On 04/11/2017 10:00 PM, Nanograte Knowledge Technologies wrote:
The moment relationships of any functional value (associations), and
any framework of hierarchy (systems) can be established and tested
against all known (domain) knowledge, and even changed if the rules
driving such a hierarchy should change (adapted), it may be regarded
as a concrete version of a probabilistic framework.
Okay, but this begs the question of how you define AGI. Domain
knowledge is the distinguishing point of what might be called regular
AI. It is the General part of AGI that doesn't allow a domain intense
approach.
Is it accepted that the "general" indicates that we are looking across
domains into the realm of all domains? And, we have to choose between
actions coming from multiple domains. One might call this
"meta-domain" knowledge. Such knowledge, I believe, would require
abstraction. That is the abstraction problem of A*G*I. For example, is
health a more significant domain than finance? Is public service better
for the AGI than bettering the skills of the AGI? Choices, choices,
choices...
To contend: Probability may not be a "good" basis for AGI, similarly
as love may not be a good basis for marriage, but what might just be a
"good" basis is a reliable engine (reasoning and unreasoning
computational framework) for managing relativity with. This is where
philosophy started from, unraveling a reasoning ontology.
I don't think probability is a problem. A piece of knowledge may
increase the chance that we see the situation accurately, and accuracy
will help us be more specific about our response. That said, it is the
way we put assumptions together that will determine our final action.

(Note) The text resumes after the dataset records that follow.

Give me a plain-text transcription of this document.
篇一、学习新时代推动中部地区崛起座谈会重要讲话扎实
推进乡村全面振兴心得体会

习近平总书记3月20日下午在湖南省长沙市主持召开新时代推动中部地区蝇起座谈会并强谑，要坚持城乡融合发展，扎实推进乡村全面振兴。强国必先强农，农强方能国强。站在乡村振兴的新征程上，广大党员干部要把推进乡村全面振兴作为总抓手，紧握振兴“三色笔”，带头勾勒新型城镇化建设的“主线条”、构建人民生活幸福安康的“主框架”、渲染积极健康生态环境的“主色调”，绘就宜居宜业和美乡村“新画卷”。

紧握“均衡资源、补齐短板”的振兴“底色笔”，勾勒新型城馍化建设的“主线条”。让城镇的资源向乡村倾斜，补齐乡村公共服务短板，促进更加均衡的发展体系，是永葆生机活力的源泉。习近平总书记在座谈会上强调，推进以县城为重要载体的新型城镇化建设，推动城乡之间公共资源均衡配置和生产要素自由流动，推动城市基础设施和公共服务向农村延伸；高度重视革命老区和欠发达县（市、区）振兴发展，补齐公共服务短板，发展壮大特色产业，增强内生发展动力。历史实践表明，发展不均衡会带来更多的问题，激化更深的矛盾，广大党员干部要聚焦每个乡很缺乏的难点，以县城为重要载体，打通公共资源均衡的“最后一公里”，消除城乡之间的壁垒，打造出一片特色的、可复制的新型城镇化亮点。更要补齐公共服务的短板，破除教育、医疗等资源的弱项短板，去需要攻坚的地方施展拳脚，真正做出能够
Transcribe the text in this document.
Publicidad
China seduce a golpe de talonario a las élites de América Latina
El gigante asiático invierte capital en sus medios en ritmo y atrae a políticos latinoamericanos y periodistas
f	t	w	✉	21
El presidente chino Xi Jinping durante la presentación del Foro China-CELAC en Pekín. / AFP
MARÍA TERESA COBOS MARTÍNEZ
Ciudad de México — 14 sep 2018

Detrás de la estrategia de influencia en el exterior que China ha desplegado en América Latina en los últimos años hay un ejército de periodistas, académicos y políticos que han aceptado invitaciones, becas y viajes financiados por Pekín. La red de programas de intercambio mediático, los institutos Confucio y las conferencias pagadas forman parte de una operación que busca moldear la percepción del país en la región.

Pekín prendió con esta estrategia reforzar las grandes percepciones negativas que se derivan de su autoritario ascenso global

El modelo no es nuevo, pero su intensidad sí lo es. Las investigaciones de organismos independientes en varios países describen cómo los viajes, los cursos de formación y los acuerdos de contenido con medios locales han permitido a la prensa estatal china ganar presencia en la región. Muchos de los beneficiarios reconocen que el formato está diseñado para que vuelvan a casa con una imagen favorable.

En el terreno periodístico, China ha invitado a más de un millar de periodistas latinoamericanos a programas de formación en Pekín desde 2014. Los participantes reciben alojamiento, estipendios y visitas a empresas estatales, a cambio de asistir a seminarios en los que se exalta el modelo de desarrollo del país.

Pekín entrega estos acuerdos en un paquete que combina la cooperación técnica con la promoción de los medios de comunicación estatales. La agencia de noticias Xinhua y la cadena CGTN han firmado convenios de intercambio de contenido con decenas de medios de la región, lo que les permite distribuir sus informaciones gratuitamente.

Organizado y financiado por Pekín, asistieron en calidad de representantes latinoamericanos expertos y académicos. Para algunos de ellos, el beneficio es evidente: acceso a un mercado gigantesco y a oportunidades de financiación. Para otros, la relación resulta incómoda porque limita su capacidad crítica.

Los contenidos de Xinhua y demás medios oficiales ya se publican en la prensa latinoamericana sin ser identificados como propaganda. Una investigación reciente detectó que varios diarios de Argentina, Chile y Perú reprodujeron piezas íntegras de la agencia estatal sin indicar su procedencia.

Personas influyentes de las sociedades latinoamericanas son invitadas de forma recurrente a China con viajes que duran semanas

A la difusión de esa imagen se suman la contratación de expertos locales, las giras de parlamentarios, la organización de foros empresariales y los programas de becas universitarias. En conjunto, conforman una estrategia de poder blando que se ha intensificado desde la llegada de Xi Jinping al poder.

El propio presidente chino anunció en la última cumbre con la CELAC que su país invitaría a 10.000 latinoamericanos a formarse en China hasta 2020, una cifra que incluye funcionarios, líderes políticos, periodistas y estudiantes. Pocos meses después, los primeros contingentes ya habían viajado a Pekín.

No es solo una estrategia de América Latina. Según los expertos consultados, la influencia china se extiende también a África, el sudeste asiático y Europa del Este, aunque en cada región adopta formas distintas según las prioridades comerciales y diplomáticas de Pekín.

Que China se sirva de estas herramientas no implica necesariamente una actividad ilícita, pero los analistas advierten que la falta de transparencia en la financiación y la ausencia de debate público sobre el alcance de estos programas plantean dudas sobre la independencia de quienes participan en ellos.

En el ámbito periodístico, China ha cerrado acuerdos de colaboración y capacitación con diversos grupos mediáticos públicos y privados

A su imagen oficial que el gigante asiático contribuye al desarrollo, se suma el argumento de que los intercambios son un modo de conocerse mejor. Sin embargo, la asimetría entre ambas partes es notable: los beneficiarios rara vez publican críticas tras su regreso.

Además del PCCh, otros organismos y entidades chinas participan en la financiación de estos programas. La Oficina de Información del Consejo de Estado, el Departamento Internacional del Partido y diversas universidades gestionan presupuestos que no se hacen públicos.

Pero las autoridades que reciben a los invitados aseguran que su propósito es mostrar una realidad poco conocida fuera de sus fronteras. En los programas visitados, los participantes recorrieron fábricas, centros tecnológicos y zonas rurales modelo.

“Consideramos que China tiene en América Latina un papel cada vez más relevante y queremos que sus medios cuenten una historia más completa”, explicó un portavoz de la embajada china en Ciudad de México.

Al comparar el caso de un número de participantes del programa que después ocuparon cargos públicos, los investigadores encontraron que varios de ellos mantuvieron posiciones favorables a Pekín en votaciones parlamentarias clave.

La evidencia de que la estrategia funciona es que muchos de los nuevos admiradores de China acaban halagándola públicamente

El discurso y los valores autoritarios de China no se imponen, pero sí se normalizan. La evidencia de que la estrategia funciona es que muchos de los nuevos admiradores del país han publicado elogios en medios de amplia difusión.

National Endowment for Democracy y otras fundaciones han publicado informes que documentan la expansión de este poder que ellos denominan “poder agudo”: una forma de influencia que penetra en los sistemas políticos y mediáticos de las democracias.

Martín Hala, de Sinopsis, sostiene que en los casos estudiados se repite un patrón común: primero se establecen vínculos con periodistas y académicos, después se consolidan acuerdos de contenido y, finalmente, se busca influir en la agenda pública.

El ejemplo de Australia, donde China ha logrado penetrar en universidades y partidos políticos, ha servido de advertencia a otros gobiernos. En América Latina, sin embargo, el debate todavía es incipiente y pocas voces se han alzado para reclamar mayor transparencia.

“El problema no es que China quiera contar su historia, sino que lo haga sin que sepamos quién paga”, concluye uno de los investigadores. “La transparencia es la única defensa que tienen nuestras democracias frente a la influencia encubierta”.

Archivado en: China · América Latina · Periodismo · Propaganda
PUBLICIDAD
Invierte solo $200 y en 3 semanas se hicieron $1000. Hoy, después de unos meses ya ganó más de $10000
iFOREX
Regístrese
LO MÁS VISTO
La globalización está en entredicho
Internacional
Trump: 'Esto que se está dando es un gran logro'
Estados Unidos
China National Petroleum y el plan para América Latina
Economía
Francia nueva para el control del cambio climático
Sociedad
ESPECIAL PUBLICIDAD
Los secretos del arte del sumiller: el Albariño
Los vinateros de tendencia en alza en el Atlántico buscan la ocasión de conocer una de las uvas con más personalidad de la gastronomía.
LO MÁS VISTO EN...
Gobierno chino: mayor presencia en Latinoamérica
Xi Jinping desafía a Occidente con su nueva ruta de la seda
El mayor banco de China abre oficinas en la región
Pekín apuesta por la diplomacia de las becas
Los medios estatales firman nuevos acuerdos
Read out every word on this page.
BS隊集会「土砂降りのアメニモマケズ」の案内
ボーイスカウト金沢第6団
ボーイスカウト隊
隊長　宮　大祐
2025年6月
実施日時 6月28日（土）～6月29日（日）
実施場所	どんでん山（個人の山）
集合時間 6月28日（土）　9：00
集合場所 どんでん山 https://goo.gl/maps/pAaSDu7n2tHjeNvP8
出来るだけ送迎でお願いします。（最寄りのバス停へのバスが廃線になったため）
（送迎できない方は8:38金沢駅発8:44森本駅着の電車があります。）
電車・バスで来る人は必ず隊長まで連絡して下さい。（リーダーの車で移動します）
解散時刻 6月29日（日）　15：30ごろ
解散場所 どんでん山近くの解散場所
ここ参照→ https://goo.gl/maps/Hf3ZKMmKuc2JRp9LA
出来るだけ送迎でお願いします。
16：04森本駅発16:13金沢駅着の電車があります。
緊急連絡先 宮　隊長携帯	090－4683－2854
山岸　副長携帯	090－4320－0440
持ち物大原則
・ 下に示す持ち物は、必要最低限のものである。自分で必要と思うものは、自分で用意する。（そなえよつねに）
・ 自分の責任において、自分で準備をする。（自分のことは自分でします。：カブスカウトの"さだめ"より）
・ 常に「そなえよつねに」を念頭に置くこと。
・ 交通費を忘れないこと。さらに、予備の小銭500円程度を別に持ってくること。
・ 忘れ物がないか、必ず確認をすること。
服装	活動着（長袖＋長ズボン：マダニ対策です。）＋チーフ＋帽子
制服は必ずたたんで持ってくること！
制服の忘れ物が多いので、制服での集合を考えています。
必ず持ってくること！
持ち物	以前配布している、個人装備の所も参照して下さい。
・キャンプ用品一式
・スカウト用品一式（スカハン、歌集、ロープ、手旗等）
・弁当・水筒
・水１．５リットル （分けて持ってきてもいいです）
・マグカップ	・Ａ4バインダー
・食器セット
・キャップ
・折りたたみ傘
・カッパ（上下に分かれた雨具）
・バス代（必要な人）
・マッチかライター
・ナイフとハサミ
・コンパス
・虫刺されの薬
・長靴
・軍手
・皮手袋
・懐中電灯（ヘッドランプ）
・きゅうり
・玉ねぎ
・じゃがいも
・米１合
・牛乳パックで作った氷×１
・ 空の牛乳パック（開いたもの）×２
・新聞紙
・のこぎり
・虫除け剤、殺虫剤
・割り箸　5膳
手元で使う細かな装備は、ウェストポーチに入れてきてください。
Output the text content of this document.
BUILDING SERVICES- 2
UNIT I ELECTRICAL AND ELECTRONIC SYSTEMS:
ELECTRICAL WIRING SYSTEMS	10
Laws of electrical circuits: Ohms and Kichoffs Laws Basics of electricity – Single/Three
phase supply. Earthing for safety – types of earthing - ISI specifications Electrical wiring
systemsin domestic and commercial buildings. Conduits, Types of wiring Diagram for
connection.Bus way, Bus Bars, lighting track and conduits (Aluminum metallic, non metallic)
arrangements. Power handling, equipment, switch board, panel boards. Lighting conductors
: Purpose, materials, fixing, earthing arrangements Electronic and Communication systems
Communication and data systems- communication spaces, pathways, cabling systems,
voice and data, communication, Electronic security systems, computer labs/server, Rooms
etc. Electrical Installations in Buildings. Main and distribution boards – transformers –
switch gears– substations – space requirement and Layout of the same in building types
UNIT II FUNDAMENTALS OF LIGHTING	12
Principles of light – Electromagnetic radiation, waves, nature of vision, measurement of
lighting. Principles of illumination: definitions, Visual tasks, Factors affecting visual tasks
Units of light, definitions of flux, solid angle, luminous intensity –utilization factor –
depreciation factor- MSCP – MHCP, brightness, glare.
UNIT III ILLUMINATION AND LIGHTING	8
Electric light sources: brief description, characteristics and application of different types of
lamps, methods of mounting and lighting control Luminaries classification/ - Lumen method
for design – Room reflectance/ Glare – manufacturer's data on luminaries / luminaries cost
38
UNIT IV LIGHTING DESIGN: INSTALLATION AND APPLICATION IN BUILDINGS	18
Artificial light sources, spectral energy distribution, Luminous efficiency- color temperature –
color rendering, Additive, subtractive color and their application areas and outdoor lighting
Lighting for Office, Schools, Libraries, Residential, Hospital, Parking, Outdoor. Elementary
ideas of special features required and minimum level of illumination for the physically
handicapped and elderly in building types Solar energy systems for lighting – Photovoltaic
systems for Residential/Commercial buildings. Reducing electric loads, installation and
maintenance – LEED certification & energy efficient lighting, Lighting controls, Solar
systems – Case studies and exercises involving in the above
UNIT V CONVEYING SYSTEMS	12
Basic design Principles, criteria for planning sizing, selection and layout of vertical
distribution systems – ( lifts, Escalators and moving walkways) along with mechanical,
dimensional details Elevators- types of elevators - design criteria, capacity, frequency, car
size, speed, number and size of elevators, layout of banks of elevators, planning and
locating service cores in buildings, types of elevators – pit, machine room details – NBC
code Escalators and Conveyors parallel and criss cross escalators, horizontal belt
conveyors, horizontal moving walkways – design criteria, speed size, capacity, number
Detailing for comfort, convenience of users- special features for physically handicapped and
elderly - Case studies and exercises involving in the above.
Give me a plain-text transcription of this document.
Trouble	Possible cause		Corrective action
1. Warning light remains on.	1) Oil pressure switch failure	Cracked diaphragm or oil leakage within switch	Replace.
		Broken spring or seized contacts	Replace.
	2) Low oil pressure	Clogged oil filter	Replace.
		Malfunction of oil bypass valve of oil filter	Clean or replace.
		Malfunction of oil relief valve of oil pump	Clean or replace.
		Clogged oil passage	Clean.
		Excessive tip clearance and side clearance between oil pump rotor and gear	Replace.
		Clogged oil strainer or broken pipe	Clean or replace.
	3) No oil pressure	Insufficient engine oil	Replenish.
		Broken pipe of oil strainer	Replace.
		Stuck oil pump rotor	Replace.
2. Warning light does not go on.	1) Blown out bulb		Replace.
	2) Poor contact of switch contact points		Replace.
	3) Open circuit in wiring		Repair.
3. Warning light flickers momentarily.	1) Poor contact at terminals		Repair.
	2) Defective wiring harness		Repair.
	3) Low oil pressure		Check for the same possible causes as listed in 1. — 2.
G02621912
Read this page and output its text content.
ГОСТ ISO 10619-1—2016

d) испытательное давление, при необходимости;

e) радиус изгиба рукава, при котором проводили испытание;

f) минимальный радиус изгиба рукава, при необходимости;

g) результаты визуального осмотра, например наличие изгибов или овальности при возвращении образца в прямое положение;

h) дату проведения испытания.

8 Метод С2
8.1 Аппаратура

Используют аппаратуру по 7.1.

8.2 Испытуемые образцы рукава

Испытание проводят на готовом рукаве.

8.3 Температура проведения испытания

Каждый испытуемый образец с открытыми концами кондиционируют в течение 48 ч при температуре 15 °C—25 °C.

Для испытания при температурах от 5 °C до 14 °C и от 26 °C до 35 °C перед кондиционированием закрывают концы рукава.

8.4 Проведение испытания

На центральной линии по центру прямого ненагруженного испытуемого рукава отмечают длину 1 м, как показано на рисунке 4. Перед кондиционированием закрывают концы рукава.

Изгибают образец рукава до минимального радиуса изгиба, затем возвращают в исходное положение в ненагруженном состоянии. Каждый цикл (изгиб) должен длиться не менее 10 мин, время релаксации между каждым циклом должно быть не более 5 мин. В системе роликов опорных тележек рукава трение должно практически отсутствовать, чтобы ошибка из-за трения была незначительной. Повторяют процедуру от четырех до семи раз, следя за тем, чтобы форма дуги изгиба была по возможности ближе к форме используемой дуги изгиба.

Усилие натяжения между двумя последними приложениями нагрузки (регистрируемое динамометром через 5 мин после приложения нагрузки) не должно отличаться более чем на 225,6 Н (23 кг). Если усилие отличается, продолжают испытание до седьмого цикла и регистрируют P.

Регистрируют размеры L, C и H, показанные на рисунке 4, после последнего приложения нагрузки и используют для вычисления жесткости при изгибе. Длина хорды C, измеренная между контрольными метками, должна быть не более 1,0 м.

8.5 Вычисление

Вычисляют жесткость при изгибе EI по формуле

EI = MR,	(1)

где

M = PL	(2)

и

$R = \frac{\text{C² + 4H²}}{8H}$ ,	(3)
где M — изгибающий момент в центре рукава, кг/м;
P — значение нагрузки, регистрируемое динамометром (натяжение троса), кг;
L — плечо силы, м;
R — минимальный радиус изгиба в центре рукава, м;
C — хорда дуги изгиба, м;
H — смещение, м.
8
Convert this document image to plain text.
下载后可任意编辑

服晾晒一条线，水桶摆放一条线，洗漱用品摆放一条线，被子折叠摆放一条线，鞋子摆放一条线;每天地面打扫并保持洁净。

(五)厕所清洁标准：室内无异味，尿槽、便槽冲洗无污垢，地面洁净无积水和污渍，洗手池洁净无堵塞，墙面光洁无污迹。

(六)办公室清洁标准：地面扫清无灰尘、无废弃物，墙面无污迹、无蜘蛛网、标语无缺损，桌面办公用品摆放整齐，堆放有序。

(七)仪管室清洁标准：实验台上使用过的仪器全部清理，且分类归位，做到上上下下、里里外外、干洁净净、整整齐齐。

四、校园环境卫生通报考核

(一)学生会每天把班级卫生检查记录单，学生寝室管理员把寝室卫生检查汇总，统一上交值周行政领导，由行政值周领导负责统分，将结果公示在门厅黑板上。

Probability has been used in that we think our assumptions are
"probably" right. It is the qualifying of our assumptions that
distinguishes the quality of our actions. Adopt sloppy assumptions and
your results will probably not always be appropriate or best - not super
intelligent.
An "advanced" system will have some mechanism for adopting assumptions
(most currently rely on the judgment of the programmer.) It is this
process of evaluating assumptions that we tend to get abstract. Since
we are calling these "heuristics" assumptions, there is an implication
that we can't prove this premise that we are adopting. Most likely we
can't prove because the premise we choose to build on is abstract - at
least has elements of abstraction that won't allow a clear logical
conclusion.
The issue is, where will AGI get the assumptions? And, how rigorous
will the process be for accepting a new assumption?